A wonderful BBC Louisville Lager, food and good times at the Crescent Hill Craft House.

Formerly a mixed berry cobbler topped with BBC's spent grain.

Update: Read about branding changes at BBC Main & Clay.

To tie up a few loose ends in an article I'm writing for Food & Dining Magazine about the Crescent Hill Craft House, we were compelled to go there (yet again) early Friday evening, and eat, and drink.

That's hardship. For nibbles, we arranged a spread of Bacon Bruschetta, Charred Chicken Wings, Brussel Sprouts and Fries, My wife drank Blue Stallion's (Lexington) Hefeweizen, which is delicious. As is my habit, I surveyed a draft beer list composed entirely of local and regional beers, in search of sessionable choices.

It suddenly struck me that I had not yet tried BBC's (Main & Clay) Louisville Lager, and when I asked about it, the server was exemplary, describing it as a European lager with German hop character.

Indeed, it is, and I regret only trying it now, months after it was released. BBC Louisville Lager is so good that I'm reconsidering my decision to stop using the garage keg box, which came about because there were so few beers I'd consider drinking on a daily basis. A sixth barrel might work out right.

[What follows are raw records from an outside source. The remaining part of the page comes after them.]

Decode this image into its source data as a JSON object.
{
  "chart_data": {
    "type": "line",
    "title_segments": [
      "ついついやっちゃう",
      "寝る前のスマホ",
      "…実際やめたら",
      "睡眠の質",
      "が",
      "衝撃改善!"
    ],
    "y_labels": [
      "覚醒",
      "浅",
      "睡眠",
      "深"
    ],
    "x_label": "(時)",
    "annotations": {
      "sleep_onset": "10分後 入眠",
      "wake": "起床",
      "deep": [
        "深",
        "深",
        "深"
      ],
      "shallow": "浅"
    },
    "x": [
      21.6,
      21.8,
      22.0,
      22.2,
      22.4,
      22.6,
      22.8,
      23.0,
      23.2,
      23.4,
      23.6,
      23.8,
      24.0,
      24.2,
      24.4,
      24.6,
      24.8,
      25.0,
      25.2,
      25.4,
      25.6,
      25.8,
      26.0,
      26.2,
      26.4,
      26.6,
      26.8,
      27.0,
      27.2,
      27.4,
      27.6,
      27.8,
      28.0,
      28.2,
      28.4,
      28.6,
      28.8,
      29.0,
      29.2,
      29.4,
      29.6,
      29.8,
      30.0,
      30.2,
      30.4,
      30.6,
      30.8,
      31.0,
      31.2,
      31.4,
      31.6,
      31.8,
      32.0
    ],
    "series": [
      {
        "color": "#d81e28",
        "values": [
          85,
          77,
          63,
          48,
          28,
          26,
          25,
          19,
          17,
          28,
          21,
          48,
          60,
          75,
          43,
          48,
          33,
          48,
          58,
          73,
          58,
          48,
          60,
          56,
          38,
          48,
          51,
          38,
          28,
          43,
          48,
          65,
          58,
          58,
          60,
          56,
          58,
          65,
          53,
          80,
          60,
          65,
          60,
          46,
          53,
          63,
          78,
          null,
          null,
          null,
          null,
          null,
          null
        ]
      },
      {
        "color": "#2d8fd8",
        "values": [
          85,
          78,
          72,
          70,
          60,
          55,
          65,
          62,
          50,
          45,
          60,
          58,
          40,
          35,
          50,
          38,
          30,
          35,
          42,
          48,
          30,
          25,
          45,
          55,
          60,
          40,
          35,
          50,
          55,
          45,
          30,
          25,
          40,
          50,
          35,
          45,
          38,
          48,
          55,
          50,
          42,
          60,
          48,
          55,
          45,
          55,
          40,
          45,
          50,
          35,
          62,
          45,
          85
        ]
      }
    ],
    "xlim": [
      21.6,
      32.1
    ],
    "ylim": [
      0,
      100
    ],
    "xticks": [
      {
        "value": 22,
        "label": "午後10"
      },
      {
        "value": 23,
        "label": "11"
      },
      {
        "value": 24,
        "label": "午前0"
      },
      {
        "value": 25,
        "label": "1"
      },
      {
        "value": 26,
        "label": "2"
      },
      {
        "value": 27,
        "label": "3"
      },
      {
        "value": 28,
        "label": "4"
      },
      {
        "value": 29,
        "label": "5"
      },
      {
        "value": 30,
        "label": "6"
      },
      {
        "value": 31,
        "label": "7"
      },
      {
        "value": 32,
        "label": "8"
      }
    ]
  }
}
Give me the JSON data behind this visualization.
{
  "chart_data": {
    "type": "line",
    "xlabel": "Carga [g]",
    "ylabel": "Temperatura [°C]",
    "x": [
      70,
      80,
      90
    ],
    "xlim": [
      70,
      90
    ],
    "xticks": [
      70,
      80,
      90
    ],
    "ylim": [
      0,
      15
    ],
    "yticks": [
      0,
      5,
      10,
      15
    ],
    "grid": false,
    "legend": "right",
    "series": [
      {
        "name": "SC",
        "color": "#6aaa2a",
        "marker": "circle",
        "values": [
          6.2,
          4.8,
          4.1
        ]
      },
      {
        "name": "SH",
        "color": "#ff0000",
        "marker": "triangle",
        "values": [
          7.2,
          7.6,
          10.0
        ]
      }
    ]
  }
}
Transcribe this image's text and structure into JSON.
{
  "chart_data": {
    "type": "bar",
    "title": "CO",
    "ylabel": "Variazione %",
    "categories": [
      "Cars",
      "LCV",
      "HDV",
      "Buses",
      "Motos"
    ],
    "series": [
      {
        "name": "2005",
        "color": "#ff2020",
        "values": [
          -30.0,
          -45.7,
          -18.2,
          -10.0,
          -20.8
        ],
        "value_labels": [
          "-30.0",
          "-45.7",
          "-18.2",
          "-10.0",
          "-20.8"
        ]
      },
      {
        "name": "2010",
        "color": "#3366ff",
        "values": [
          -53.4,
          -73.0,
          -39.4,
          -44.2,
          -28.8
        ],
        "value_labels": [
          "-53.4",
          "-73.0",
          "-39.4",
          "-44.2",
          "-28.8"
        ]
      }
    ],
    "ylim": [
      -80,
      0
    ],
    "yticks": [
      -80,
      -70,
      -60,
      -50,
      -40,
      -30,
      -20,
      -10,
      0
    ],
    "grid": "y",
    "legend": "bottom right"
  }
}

At a time when a brewer's tap handles are so hard to hold, doesn't it make sense for a "craft" brewer to circumvent the previous received wisdom about the untimeliness of lagers, and make a beer of widespread appeal, that can hold serve because it's so different from the now standard IPAs, and is less than 5% abv? It's the stuff of a classicist's genius, which is probably why I didn't think of it first.

My second beer on Friday night was Ei8ht  Ball Brewing's Prodigal, an American Pale Ale coming in at 6.5%, and a textbook example of the genre.

I've richly enjoyed my visits to the Crescent Hill Craft House. Let's hope it has a long and prosperous life.